Libraries We Love: The Rural Libraries of Cajamarca

Posted on October 17th, 2012 in: Libraries We Love

This Libraries We Love is a very special library project, run by volunteers all the way in the Andes in Northern Peru and supported by Sarah’s Rural Library Fund in the UK. The Rural Libraries of Cajamarca (Las Bibliotecas Rurales de Cajamarca) is a non-profit making, community based organisation which loans and transports books to the indigenous population of peasant farmers, developing literacy, equality and education through access to books, as well as preserving the cultural identity of the community. We love The Rural Libraries of Cajamarca because at its heart, it celebrates the importance and encourages the love of books within people’s everyday lives and shows that the desire for literacy is a universal one, no matter the remoteness of where you live.

The Rural Libraries of Cajamarca Network was founded in 1971 by Father John Medcalf and has been adapted to suit the needs and expectations of the rural population using the service. The network is run entirely by volunteers, consisting 45 coordinators, who carry the books in backpacks over the mountains and exchange them every three months, and 500 librarians, who keep the books at their houses for local people to borrow up to two for a week at a time. Amongst the indigenous population in the Andes there are currently 74,000 registered readers within the network, although this number does not take into account the many other ‘listening readers’ who either can’t or don’t have the time to read but benefit from the books by listening to other people read from them.

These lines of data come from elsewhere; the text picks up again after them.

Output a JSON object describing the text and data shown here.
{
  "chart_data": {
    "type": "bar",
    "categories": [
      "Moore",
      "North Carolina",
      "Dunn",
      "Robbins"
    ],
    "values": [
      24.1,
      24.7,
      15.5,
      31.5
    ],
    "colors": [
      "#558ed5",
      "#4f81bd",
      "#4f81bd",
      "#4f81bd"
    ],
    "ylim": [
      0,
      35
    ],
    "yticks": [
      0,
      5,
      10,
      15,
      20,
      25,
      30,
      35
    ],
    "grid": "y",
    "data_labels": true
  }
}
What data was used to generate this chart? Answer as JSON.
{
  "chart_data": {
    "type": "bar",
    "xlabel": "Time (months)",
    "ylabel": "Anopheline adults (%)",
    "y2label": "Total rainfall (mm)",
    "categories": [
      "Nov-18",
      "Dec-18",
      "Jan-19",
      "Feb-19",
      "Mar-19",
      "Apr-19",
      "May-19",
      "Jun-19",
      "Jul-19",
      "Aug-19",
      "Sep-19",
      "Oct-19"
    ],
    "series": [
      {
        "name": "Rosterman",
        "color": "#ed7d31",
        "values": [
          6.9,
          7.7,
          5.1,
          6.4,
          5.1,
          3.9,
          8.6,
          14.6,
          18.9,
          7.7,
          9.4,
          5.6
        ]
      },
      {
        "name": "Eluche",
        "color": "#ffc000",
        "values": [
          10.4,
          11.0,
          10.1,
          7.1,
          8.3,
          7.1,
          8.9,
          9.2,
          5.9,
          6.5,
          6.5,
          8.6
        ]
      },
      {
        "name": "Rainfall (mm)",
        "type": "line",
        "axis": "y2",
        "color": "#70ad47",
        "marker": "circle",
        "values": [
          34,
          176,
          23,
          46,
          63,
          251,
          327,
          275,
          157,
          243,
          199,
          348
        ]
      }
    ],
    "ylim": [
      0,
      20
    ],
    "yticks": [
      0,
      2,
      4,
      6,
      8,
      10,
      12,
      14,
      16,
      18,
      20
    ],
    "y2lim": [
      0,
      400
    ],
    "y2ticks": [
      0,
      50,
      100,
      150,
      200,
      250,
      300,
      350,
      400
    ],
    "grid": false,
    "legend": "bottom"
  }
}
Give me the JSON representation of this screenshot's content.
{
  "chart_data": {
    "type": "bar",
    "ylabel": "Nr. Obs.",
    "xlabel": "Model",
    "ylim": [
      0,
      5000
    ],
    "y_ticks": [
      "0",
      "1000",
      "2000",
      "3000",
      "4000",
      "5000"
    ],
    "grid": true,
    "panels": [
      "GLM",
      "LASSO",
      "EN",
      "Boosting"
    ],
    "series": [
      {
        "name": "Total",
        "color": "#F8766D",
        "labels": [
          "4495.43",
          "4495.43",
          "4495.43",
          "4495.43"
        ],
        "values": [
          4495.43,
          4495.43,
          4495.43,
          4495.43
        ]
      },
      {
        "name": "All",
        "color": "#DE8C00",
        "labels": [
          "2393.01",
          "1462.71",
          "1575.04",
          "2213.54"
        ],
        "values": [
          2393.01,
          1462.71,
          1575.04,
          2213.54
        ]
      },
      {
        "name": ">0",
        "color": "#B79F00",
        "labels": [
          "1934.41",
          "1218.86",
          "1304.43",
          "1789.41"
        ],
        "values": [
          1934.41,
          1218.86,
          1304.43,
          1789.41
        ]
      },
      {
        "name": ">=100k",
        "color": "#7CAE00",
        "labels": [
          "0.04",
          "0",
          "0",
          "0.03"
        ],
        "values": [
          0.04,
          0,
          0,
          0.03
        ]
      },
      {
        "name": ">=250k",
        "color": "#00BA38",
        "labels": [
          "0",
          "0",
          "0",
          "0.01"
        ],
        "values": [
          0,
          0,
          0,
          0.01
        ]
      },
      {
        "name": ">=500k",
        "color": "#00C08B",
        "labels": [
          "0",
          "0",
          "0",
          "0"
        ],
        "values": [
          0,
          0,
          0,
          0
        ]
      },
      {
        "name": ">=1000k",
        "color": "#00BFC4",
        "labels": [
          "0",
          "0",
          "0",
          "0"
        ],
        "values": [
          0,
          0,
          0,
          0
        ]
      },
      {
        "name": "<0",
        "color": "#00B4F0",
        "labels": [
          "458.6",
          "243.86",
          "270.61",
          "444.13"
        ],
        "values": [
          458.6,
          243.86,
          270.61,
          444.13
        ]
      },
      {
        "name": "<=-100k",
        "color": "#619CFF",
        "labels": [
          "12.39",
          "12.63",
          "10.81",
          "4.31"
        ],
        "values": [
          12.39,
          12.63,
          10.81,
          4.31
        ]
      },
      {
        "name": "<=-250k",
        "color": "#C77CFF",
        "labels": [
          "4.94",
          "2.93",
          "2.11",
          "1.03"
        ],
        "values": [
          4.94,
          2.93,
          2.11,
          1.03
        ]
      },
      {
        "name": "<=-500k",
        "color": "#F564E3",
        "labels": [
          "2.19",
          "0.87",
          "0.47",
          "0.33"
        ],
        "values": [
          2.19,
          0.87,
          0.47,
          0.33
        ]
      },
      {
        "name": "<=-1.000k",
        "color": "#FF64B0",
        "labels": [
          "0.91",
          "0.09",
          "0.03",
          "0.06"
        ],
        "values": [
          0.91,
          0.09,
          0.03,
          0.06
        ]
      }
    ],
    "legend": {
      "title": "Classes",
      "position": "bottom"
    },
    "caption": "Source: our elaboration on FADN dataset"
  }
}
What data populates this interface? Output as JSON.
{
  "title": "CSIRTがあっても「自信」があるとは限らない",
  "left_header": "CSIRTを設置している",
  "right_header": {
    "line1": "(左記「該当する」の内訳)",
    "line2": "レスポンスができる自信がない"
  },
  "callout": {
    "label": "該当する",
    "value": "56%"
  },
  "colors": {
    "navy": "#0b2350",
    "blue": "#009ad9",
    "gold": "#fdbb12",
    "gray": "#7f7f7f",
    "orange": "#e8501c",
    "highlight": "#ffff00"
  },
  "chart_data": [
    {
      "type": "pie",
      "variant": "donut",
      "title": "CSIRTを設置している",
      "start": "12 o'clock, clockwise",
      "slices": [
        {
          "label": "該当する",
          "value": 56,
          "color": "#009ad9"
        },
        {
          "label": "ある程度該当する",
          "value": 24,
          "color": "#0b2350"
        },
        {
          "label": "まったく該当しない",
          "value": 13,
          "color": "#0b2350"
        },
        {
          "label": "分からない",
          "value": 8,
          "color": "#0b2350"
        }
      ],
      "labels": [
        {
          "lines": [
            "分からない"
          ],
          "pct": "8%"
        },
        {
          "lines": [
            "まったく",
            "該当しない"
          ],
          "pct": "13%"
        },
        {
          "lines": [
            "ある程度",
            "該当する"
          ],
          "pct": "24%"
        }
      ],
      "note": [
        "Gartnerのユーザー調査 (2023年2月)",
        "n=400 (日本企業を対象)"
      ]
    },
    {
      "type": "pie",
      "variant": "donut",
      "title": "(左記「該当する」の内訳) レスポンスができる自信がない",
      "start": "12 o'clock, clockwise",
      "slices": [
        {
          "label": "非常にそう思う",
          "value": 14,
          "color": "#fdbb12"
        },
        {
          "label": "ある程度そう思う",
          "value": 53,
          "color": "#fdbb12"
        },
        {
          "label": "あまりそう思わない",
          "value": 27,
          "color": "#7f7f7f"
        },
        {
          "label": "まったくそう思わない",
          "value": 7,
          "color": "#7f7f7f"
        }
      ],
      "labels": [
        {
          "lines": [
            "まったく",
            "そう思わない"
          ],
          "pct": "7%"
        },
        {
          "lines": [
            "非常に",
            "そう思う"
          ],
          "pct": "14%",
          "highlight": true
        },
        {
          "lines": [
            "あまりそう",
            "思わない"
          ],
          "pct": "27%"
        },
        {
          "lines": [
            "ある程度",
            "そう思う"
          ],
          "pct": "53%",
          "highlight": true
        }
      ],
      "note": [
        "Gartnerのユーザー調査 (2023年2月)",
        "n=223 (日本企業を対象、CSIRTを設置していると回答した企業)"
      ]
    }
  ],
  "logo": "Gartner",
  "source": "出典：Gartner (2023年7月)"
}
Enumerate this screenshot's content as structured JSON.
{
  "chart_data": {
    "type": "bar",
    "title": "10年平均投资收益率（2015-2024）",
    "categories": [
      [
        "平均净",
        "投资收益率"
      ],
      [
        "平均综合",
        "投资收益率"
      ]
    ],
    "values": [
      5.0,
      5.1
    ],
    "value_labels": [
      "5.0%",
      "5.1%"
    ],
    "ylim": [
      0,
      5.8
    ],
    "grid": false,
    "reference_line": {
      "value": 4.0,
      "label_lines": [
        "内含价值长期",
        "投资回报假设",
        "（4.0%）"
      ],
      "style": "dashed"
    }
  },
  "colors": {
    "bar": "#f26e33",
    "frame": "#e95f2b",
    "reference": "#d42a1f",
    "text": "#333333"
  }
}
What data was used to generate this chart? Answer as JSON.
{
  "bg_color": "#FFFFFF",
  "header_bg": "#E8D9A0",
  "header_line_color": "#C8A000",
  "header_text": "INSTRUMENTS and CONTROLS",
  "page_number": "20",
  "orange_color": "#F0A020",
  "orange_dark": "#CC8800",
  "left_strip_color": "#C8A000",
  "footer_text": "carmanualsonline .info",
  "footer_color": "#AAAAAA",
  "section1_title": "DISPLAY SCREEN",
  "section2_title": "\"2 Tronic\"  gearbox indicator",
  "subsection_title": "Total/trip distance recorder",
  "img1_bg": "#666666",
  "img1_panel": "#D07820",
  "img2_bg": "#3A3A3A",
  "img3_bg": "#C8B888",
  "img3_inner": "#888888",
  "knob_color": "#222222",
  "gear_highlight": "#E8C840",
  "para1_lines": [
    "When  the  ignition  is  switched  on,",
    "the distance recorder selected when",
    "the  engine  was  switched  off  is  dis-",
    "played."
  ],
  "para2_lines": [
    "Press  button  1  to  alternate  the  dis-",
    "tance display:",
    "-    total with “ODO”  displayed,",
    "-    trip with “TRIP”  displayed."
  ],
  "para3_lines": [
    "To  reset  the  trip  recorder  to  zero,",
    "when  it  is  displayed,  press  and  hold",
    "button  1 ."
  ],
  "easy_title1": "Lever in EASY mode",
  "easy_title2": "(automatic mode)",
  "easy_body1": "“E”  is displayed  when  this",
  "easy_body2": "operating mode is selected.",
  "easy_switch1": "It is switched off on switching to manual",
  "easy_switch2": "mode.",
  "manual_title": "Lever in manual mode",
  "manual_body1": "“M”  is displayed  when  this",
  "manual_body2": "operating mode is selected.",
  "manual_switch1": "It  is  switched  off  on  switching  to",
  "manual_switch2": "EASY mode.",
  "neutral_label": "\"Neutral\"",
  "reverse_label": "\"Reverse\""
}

The Rural Libraries have published 130 different books on a variety of topics which have been requested by readers from the indigenous population living in isolated communities. Amongst popular subjects are books which encourage the continuing of traditional crafts and skills such as weaving, dyeing, herbal medicine and farming skills, as well as the Peruvian constitution and law books which help local farmers and the community as a whole to establish their legal rights – essential, as the world’s second biggest goldmine operates on a mountain within the community. Stories are also shared throughout the network and across generations; traditional tales have been recorded by the elders in the community which have been transcribed and then published for the younger generations to read back to their families.

Living a basic lifestyle with no electricity, heating or plumbing and sustaining themselves from the land, the indigenous population have little access to the education system and books are viewed as unrelated to the lives of the community. The Rural Libraries Network has proved to be not just important in making links between books and people, but to the community’s way of life. One librarian and his family said that since the project began they had ‘lost the shame’ of living as second class citizens within Peru.

The Rural Libraries Network is supported in the UK by Sarah’s Rural Library Fund, a charity set up in memory of Sarah Heery, a librarian from Liverpool who visited the project in Cajamarca and was thoroughly impressed by the project and the commitment and enthusiasm shown by all of its volunteers. Sarah’s family and friends have been raising money for the Rural Libraries Network through the Fund since she died in 2008 and the Fund is the only regular donor for the project. They aim to raise £10,000 a year to support the running of the project and fundraise through a number of events in Liverpool and London.